Using the Schur complement test for positive semidefiniteness, we obtain the following linear matrix inequality (LMI)

$$\begin{bmatrix} \mathrm I_m & \mathrm X\\ \mathrm X^\top & \mathrm I_n\end{bmatrix} \succeq \mathrm O_{m+n}$$

Hence, we have the following semidefinite program (SDP)

$$\begin{array}{ll} \text{maximize} & \langle \mathrm A , \mathrm X \rangle\\ \text{subject to} & \begin{bmatrix} \mathrm I_m & \mathrm X\\ \mathrm X^\top & \mathrm I_n\end{bmatrix} \succeq \mathrm O_{m+n}\end{array}$$

Is this correct? Any feedback would be highly appreciated. Thank you.


Solution 1:

This can be computed in closed-form via SVD. Indeed, given a matrix norm $\|.\|$ on $\mathbb C^{n,m}$, there is always a corresponding dual norm (i.e on the dual space $\mathbb C^{m,n}$) given by

$$\|A\|^{D} := \max_{\|X\| \le 1}\langle A, X\rangle_{\text{F}}, $$ where $\langle A, X\rangle_{\text{F}} := \text{trace}(AX^T)$ is the Frobenius / Hilbert-Schmidt inner product. In particular, it's not hard to show that $\|A\|_2^D = \|A\|_* := \sum_{k}\sigma_k(A)$, the nuclear norm of $A$.

Solution 2:

Let $A=\sum_i \lambda_i u_i v_i^T$ be the SVD of $A$. The nuclear norm of $A$ is by definition the sum of the singular values, $\sum_i \lambda_i$.

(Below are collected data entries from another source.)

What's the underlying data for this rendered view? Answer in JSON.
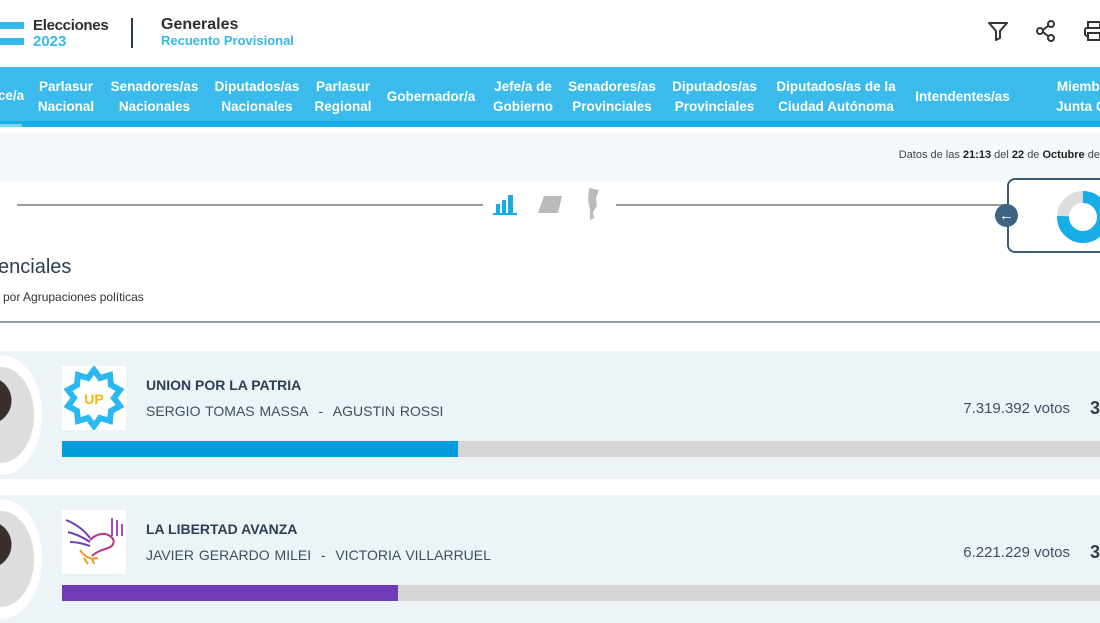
{
  "header": {
    "logo_line1": "Elecciones",
    "logo_line2": "2023",
    "election_type": "Generales",
    "count_type": "Recuento Provisional",
    "icons": [
      "filter-icon",
      "share-icon",
      "print-icon"
    ]
  },
  "nav": {
    "tabs": [
      {
        "line1": "ce/a",
        "line2": "",
        "active": true
      },
      {
        "line1": "Parlasur",
        "line2": "Nacional"
      },
      {
        "line1": "Senadores/as",
        "line2": "Nacionales"
      },
      {
        "line1": "Diputados/as",
        "line2": "Nacionales"
      },
      {
        "line1": "Parlasur",
        "line2": "Regional"
      },
      {
        "line1": "Gobernador/a",
        "line2": ""
      },
      {
        "line1": "Jefe/a de",
        "line2": "Gobierno"
      },
      {
        "line1": "Senadores/as",
        "line2": "Provinciales"
      },
      {
        "line1": "Diputados/as",
        "line2": "Provinciales"
      },
      {
        "line1": "Diputados/as de la",
        "line2": "Ciudad Autónoma"
      },
      {
        "line1": "Intendentes/as",
        "line2": ""
      },
      {
        "line1": "Miembro",
        "line2": "Junta Co"
      }
    ]
  },
  "info": {
    "prefix": "Datos de las",
    "time": "21:13",
    "del": "del",
    "day": "22",
    "de": "de",
    "month": "Octubre",
    "suffix": "de"
  },
  "view_icons": [
    "bar-chart-icon",
    "ballot-box-icon",
    "argentina-map-icon"
  ],
  "section": {
    "title": "enciales",
    "subtitle": "por Agrupaciones políticas"
  },
  "colors": {
    "accent": "#3bbbec",
    "union": "#009ddc",
    "libertad": "#6f3bb8"
  },
  "results": [
    {
      "party": "UNION POR LA PATRIA",
      "candidate1": "SERGIO TOMAS MASSA",
      "separator": "-",
      "candidate2": "AGUSTIN ROSSI",
      "votes": "7.319.392 votos",
      "percent": "3",
      "fill_percent": 36.7,
      "color": "#009ddc"
    },
    {
      "party": "LA LIBERTAD AVANZA",
      "candidate1": "JAVIER GERARDO MILEI",
      "separator": "-",
      "candidate2": "VICTORIA VILLARRUEL",
      "votes": "6.221.229 votos",
      "percent": "3",
      "fill_percent": 31.2,
      "color": "#6f3bb8"
    }
  ]
}
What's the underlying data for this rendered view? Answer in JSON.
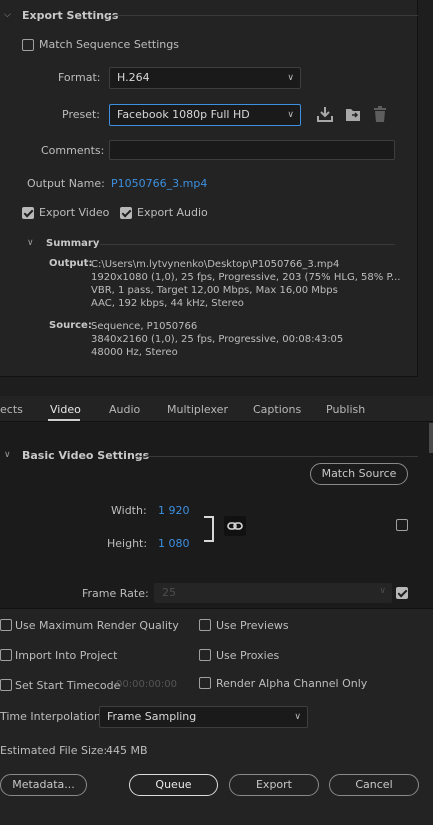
{
  "export_settings": {
    "section_title": "Export Settings",
    "match_sequence_label": "Match Sequence Settings",
    "format_label": "Format:",
    "format_value": "H.264",
    "preset_label": "Preset:",
    "preset_value": "Facebook 1080p Full HD",
    "comments_label": "Comments:",
    "comments_value": "",
    "output_name_label": "Output Name:",
    "output_name_value": "P1050766_3.mp4",
    "export_video_label": "Export Video",
    "export_audio_label": "Export Audio"
  },
  "summary": {
    "title": "Summary",
    "output_label": "Output:",
    "output_lines": [
      "C:\\Users\\m.lytvynenko\\Desktop\\P1050766_3.mp4",
      "1920x1080 (1,0), 25 fps, Progressive, 203 (75% HLG, 58% P...",
      "VBR, 1 pass, Target 12,00 Mbps, Max 16,00 Mbps",
      "AAC, 192 kbps, 44 kHz, Stereo"
    ],
    "source_label": "Source:",
    "source_lines": [
      "Sequence, P1050766",
      "3840x2160 (1,0), 25 fps, Progressive, 00:08:43:05",
      "48000 Hz, Stereo"
    ]
  },
  "tabs": [
    "ects",
    "Video",
    "Audio",
    "Multiplexer",
    "Captions",
    "Publish"
  ],
  "video": {
    "section_title": "Basic Video Settings",
    "match_source_label": "Match Source",
    "width_label": "Width:",
    "width_value": "1 920",
    "height_label": "Height:",
    "height_value": "1 080",
    "frame_rate_label": "Frame Rate:",
    "frame_rate_value": "25"
  },
  "bottom": {
    "max_render_quality": "Use Maximum Render Quality",
    "use_previews": "Use Previews",
    "import_into_project": "Import Into Project",
    "use_proxies": "Use Proxies",
    "set_start_timecode": "Set Start Timecode",
    "timecode_value": "00:00:00:00",
    "render_alpha": "Render Alpha Channel Only",
    "time_interpolation_label": "Time Interpolation:",
    "time_interpolation_value": "Frame Sampling",
    "estimated_size_label": "Estimated File Size:",
    "estimated_size_value": "445 MB",
    "metadata_button": "Metadata...",
    "queue_button": "Queue",
    "export_button": "Export",
    "cancel_button": "Cancel"
  },
  "colors": {
    "accent": "#3d8fe0",
    "background": "#232323"
  }
}
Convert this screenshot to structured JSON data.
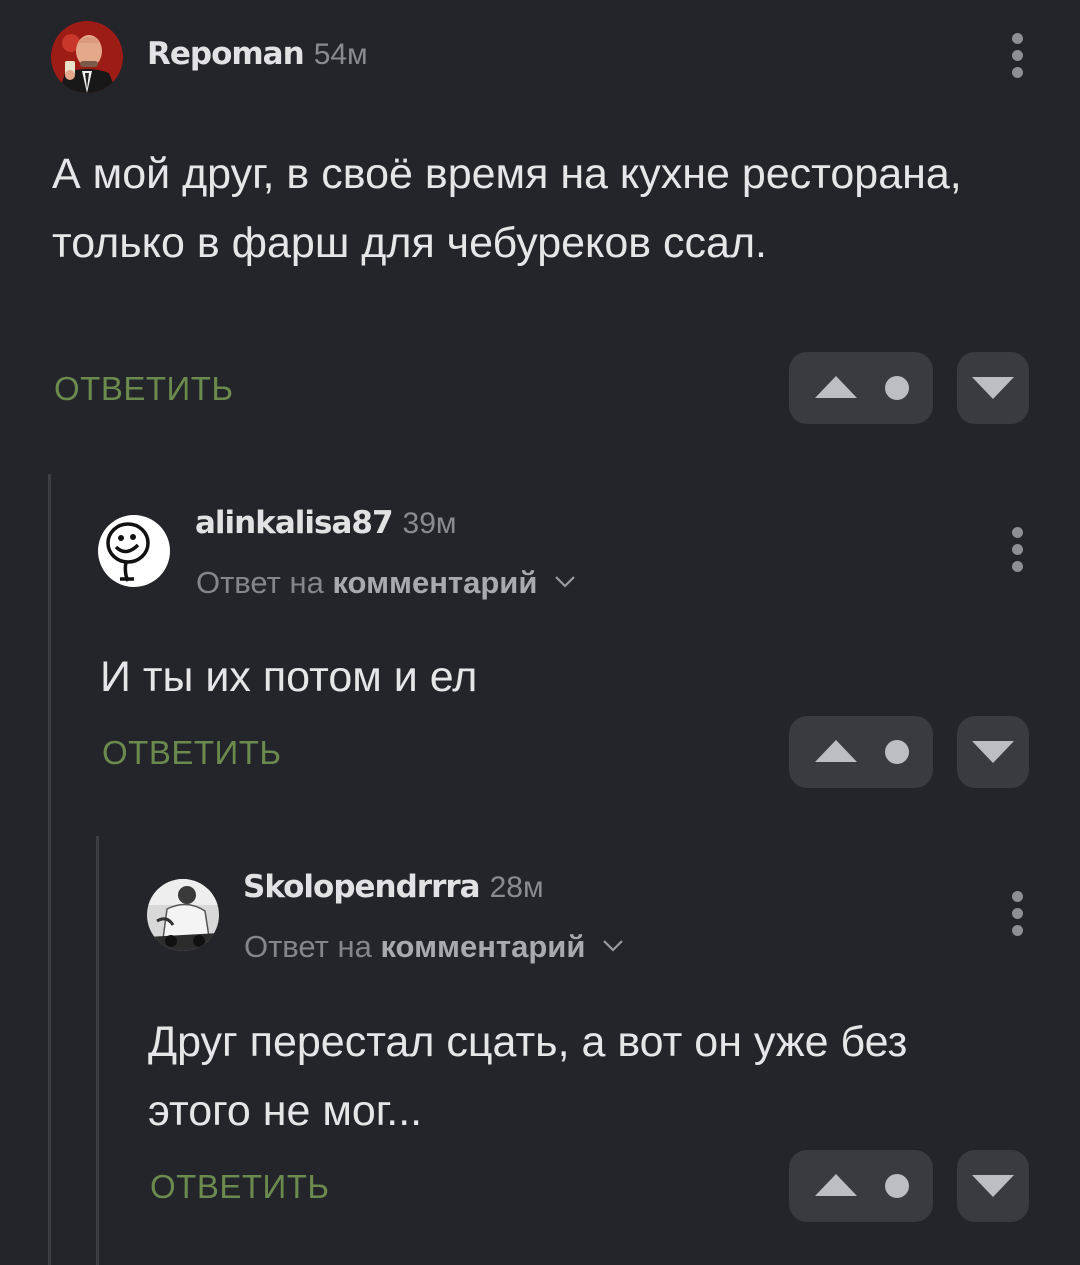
{
  "comments": [
    {
      "username": "Repoman",
      "time": "54м",
      "text": "А мой друг, в своё время на кухне ресторана, только в фарш для чебуреков ссал.",
      "reply_label": "ОТВЕТИТЬ",
      "avatar": "man-in-suit-avatar"
    },
    {
      "username": "alinkalisa87",
      "time": "39м",
      "reply_to_prefix": "Ответ на",
      "reply_to_target": "комментарий",
      "text": "И ты их потом и ел",
      "reply_label": "ОТВЕТИТЬ",
      "avatar": "meme-face-avatar"
    },
    {
      "username": "Skolopendrrra",
      "time": "28м",
      "reply_to_prefix": "Ответ на",
      "reply_to_target": "комментарий",
      "text": "Друг перестал сцать, а вот он уже без этого не мог...",
      "reply_label": "ОТВЕТИТЬ",
      "avatar": "bw-photo-avatar"
    }
  ],
  "icons": {
    "more": "more-vertical-icon",
    "upvote": "upvote-triangle-icon",
    "rating": "rating-dot-icon",
    "downvote": "downvote-triangle-icon",
    "chevron": "chevron-down-icon"
  },
  "colors": {
    "background": "#24252a",
    "reply_green": "#6b8a4e",
    "vote_button": "#3a3b40"
  }
}
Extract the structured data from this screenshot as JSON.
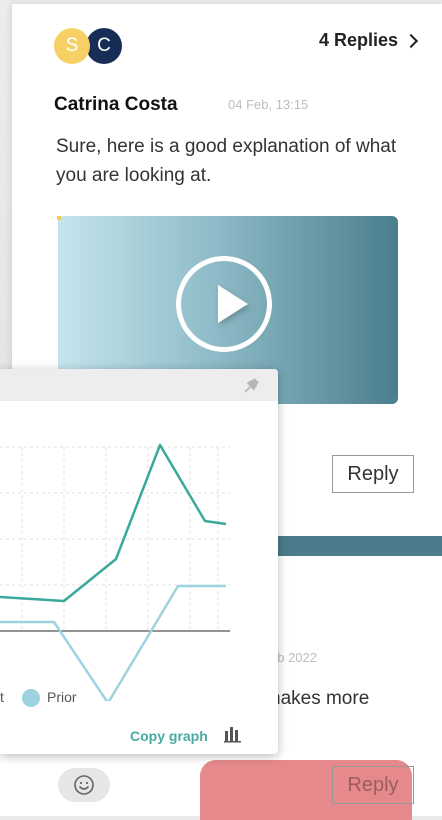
{
  "thread": {
    "avatars": [
      {
        "initial": "S",
        "color": "#f6cf65"
      },
      {
        "initial": "C",
        "color": "#172d55"
      }
    ],
    "replies_label": "4 Replies"
  },
  "comment": {
    "author": "Catrina Costa",
    "timestamp": "04 Feb, 13:15",
    "message": "Sure, here is a good explanation of what you are looking at.",
    "reply_label": "Reply"
  },
  "second_comment": {
    "date_partial": "eb 2022",
    "message_partial": "nakes more",
    "reply_label": "Reply"
  },
  "graph_popup": {
    "legend_partial": "t",
    "legend_prior": "Prior",
    "copy_label": "Copy graph",
    "icons": [
      "pin-icon",
      "bar-chart-icon"
    ]
  },
  "colors": {
    "accent_teal": "#4aa9a4",
    "series_current": "#3aa99b",
    "series_prior": "#9dd2e1",
    "band": "#4a7c8c",
    "highlight": "#e6898c"
  }
}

  • The fact that the maximum of your optimization problem is at most the nuclear norm of $A$ follows from $$\langle A, X\rangle = trace(A^TX) =\sum_i \lambda_i v_i^T X u_i \le \sum_i \lambda_i $$ by the triangle inequality because $X$ has operator norm at most one, so $|v_i^T X u_i|\le 1$.

  • The fact that $\sum_i \lambda_i$ can be achieved for some matrix $X$ with operator norm at most one follows by taking $X= \sum_i u_iv_i^T$.